--> Controls on Carbonate Platform Growth Within the Lower Carboniferous of the Pennine Basin

AAPG ACE 2018

Datapages, Inc.Print this page

Controls on Carbonate Platform Growth Within the Lower Carboniferous of the Pennine Basin

Abstract

Carbonate platforms within extensional basins are important targets for oil and gas exploration and appraisal, but the interplay of depositional, diagenetic and structural processes on their evolution is not well-understood. In particular, the interplay of fault propagation, bioconstruction, volcanism and siliciclastic interaction on platform architecture and facies distribution remains poorly described. Two Visean platforms are compared: the Derbyshire Platform (DP), situated in the Pennine Basin of England, and the North Wales Platform (NWP), located 130 km westwards. Both platforms formed in a back-arc extensional basin on the footwalls of normal and oblique-slip faults but had different siliciclastic and volcanic influence. Field-based sedimentology and stratigraphic forward modelling of Asbian and Brigantian (333 to 326.4 Ma) strata allows evaluation of multivariate controls on the divergent evolution of two coeval carbonate platforms which formed within the same basin.

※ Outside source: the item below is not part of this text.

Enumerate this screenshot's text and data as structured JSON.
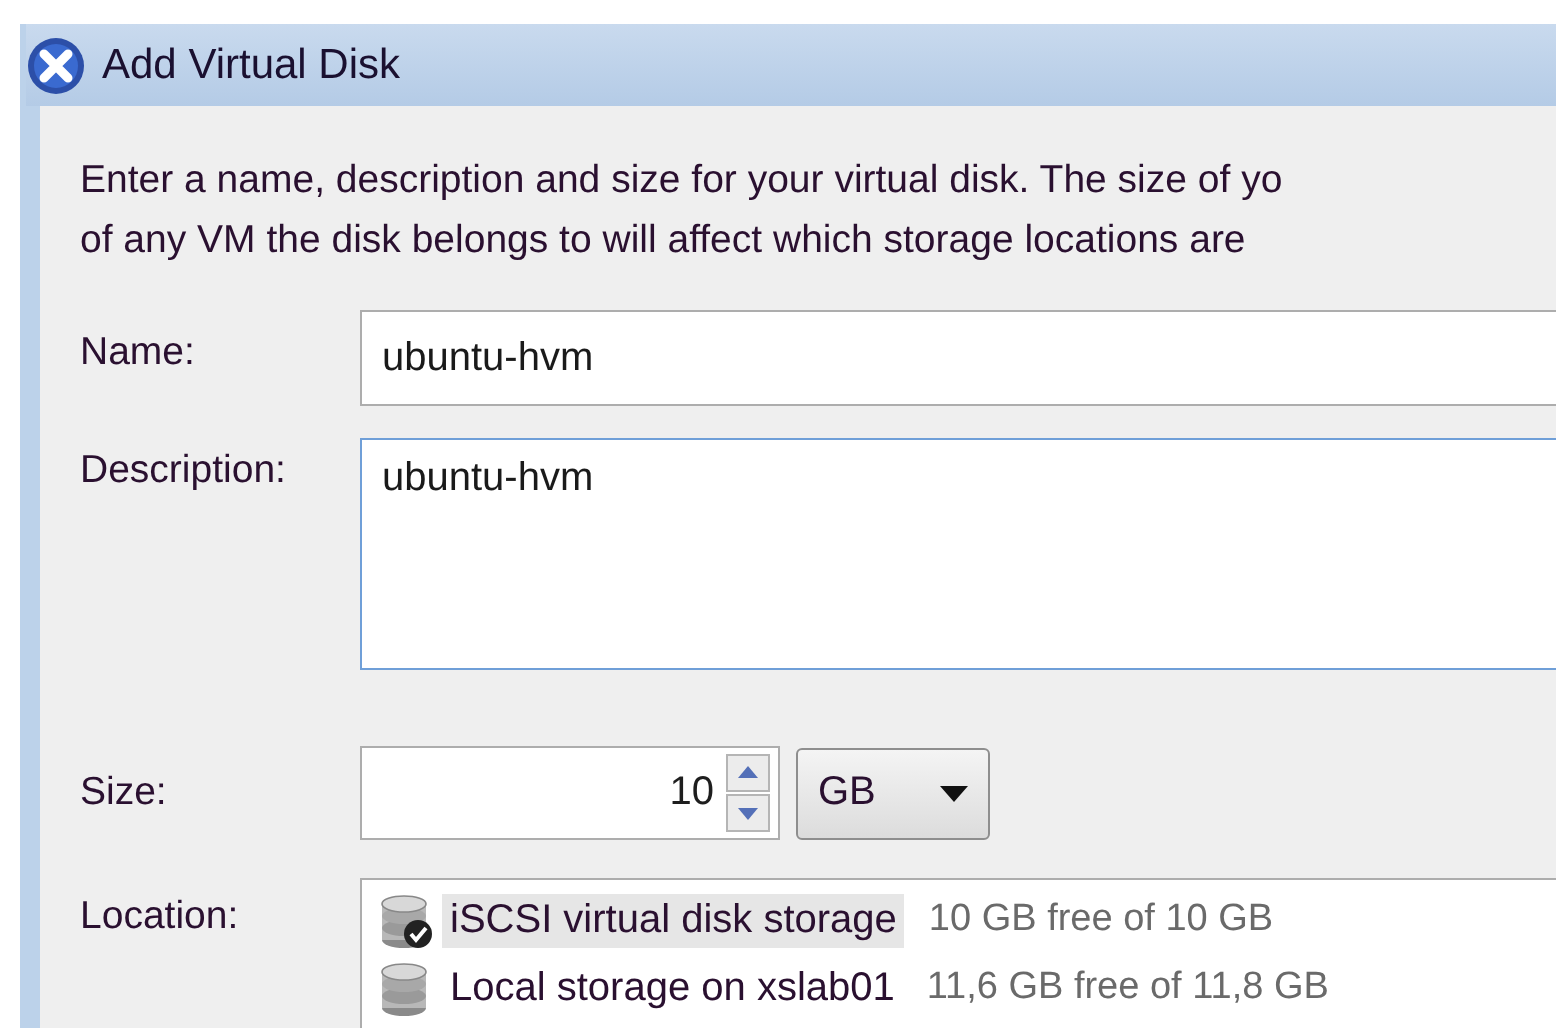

Field mapping and petrography shows that in the Asbian, the windward margins of both platforms were dominated by bryozoan and coral carbonate mounds with core and flank subfacies. Grainstone shoals infilled intra-mound topography and also formed sheet-like sandbars. Behind these margins, subtidal crinoidal pack-grainstones record upward-shallowing packages, capped by exposure surfaces. On the NWP, these surfaces comprise unconsolidated, clay horizons and nodular, cemented limestones whilst on the DP mammillated limestones are overlain by clay wayboards (volcanic ashfalls). A platform-wide emergent surface marks top Asbian. Penecontemporaneous marine clastic deposition shifted towards the NWP, whilst the DP was protected from this influx by an intervening basin. During the Brigantian, migration of fluvio-deltaic systems from proximal landmasses increased water column turbidity. Facies became dominated by Gigantoproductus brachiopods, and beds became thinner and darker. As volcanism waned on the Derbyshire Platform, mounds became common on the platform top rather than the margin and formed preferentially at E-W jogs between oblique-slip faults. Siliciclastic poisoning and/or drowning of carbonate factories terminated platform growth at the end Brigantian. Numerical stratigraphic forward models based on parameter ranges from these platforms assess sensitivity of carbonate platform growth and stacking to changes in relative sea level, carbonate production rate, and sediment transport rates.